A pergunta da Mônica foi simples, mas pegou os outros de surpresa.

— Nem sei quanto tempo vai levar! – Cebola respondeu. – Acho que a gente devia fazer isso o mais cedo possível porque a barreira só vai enfraquecer durante 24 horas.

Para os outros isso era um problema porque não era fácil para eles ficarem o dia inteiro fora de casa. Foi então que Mônica teve uma ideia.

— A Carmem vai dar uma festa de halloween no dia 31. Podemos falar que vamos ajudar na decoração, arrumar nossas fantasias, coisas assim. Aí nossos pais vão liberar.

— Só que a gente nem foi convidado! – Cascão disse.

— Vou dar um jeito de ela arrumar convites pra nós.

— Boa ideia. – Cebola disse. – Com essa festa, vamos ter um tempo extra pra resolver esse problema caso dê zebra.

A campainha tocou e Cebola deu um sobressalto. Ele estava sempre esperando que a polícia fosse bater à sua porta a qualquer momento. Bastou apenas um olhar para que o mapa dos esgotos fosse escondido, a lista guardada, a chave de ossos foi jogada numa gaveta e vários livros e cadernos encheram a mesa. Quando foi atender, viu que era só Denise. Ainda assim ele não queria de jeito nenhum que ela soubesse dos seus planos. 

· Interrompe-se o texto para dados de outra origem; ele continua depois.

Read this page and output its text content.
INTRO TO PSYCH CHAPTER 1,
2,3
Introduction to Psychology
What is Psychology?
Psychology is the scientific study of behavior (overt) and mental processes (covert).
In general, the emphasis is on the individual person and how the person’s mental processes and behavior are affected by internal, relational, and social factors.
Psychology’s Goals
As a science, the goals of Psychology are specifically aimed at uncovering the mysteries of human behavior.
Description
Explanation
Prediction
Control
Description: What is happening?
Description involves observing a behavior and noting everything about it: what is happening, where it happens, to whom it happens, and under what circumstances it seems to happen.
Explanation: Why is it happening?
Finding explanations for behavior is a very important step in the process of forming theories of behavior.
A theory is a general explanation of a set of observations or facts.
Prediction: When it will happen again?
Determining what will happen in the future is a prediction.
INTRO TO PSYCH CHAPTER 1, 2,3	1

— Você não vai acreditar no que eu descobri! O Maior bafão!

— Então entra aí e fala pra nós.

Ela não escondeu o desagrado quando viu Magali sentada à mesa, mas não falou nada porque a casa era do Cebola. A moça contou sobre sua visita ao Toni e finalizou.

— E foi isso que ele me falou. Todo pessoal importante sumiu mesmo e ninguém sabe deles.

— Hum... ele falou que a organização pode ruir em poucas semanas sem a liderança deles? Bom saber disso! – Cebola falou. – Eles devem ter enfraquecido bastante. Então acho que não vão causar problemas por um tempo.

Denise olhou para a mesa e viu que eles estavam estudando. Aparentemente. Os livros pareciam ter sido abertos de forma aleatória, um dos cadernos estava de cabeça para baixo e os estojos nem tinham sido abertos.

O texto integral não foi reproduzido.